April’s Monthly looks at multiple fronts in the worldwide war on culture, led by Sebastian Smee’s cover essay on the recent purges at The Washington Post. Smee was the paper’s Pulitzer Prize–winning art critic, and one of many staff laid off in wide-ranging cuts and sackings. Alongside an increasingly partisan editorial stance, the mass firings were the latest symptom of the Trump administration’s attacks on arts and culture, free expression and journalism, under the capitulation of the Post’s billionaire owner Jeff Bezos. This is an essential and powerful essay.
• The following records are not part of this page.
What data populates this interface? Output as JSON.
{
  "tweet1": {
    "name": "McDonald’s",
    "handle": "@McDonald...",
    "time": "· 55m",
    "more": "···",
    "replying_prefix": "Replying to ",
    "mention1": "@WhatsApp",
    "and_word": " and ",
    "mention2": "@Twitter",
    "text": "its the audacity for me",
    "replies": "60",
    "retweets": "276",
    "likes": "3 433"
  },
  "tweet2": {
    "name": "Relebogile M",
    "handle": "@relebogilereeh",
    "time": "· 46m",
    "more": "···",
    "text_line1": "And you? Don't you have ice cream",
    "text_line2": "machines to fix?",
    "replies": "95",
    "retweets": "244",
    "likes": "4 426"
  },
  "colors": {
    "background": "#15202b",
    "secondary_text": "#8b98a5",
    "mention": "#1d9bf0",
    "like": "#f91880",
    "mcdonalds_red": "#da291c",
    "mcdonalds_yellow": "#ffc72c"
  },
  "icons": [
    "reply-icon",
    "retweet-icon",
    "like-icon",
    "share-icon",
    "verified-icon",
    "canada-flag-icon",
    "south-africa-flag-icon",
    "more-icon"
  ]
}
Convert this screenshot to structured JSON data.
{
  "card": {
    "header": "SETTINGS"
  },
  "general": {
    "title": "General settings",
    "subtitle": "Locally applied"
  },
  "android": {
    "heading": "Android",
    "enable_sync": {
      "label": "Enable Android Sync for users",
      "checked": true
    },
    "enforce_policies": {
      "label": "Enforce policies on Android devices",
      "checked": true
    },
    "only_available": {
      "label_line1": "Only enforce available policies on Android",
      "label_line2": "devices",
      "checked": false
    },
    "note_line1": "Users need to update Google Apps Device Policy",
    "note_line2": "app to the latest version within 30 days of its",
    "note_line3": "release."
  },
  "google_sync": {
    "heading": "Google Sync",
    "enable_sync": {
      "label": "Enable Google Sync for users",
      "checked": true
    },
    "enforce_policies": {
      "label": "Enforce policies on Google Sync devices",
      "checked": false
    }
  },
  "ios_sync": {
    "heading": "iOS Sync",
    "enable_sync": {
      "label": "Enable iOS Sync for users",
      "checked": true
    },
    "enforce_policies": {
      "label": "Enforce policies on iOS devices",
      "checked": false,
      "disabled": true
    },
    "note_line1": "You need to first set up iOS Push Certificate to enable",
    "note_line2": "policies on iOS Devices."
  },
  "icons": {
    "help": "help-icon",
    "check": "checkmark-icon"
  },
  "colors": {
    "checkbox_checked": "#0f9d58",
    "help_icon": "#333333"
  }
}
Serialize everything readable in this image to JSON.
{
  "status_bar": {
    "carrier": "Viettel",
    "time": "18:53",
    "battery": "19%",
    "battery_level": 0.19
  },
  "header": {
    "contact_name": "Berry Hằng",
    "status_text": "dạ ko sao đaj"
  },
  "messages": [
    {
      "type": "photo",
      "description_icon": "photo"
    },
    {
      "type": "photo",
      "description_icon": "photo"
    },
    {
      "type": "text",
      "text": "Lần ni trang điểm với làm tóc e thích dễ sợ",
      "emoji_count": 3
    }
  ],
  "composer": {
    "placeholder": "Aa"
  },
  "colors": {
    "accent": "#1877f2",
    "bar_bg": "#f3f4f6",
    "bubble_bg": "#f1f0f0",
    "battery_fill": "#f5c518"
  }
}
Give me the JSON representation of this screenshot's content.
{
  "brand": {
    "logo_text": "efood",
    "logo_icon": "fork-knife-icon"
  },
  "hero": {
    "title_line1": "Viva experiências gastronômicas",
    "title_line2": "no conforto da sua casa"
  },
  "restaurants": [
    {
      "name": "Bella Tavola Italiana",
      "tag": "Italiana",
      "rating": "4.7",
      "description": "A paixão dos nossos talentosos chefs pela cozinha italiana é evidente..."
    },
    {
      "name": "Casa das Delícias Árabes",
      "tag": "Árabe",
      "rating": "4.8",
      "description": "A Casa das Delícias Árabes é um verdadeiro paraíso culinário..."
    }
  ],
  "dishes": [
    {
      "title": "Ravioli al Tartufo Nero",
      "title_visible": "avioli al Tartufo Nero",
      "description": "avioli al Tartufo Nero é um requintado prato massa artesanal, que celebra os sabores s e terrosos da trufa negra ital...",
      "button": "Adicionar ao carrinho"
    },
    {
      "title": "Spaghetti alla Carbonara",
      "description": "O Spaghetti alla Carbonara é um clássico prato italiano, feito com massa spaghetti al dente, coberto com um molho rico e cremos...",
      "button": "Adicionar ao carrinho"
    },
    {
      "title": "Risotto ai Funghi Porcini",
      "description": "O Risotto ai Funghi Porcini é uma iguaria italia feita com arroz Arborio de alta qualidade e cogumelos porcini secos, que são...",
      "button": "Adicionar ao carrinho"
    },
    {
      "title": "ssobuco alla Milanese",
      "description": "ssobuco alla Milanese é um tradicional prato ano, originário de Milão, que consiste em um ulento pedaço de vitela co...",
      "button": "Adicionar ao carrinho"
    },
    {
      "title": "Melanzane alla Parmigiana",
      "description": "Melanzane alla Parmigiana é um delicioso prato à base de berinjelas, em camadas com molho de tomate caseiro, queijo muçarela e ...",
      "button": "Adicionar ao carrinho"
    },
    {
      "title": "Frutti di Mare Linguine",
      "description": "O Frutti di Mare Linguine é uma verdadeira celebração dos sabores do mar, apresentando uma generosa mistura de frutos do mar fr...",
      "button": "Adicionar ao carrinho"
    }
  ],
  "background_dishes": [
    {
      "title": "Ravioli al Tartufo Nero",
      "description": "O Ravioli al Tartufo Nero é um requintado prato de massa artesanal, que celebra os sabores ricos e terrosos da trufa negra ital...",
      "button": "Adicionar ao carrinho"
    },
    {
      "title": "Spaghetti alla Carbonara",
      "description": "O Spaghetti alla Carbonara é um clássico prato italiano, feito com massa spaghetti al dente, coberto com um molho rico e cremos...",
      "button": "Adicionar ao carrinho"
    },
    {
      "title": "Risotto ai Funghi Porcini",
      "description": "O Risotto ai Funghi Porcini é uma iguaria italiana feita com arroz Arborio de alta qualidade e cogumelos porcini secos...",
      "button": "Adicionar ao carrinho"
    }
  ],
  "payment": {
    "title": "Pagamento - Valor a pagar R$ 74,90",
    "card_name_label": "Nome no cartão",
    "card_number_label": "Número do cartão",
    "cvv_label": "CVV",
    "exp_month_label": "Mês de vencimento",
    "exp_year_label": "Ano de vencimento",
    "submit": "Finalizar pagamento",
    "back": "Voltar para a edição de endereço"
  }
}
Closer to home, commitment to free expression and transparency in government is much articulated but rarely in evidence. Kieran Pender looks at Labor’s track record with secrecy and its latest unsuccessful efforts to prosecute changes to freedom of information laws. Walkley Award–winning journalist Sally Neighbour writes for The Monthly on federal environment minister Murray Watt, a man whose deal-making and compromises have divided the many constituents invested in his portfolio. Neighbour asks whether the characteristics that make Watt a trusted party lieutenant will translate to results for environmental laws. Anthony Ham travels to the regional Queensland electorate of Maranoa: a place where National Party loyalty is now facing a challenge from an ascendant One Nation, a process perhaps hastened by the district’s longstanding member, David Littleproud, stepping down as party leader. And Don Watson offers a fever dream of what a different, bolder version of the Albanese government might look like.
Plus Andrea Goldsmith climbs some imaginary mountains, Santilla Chingaipe checks her star signs, James Button follows a musical cue back to years gone by, and reviews of film, TV, theatre and books.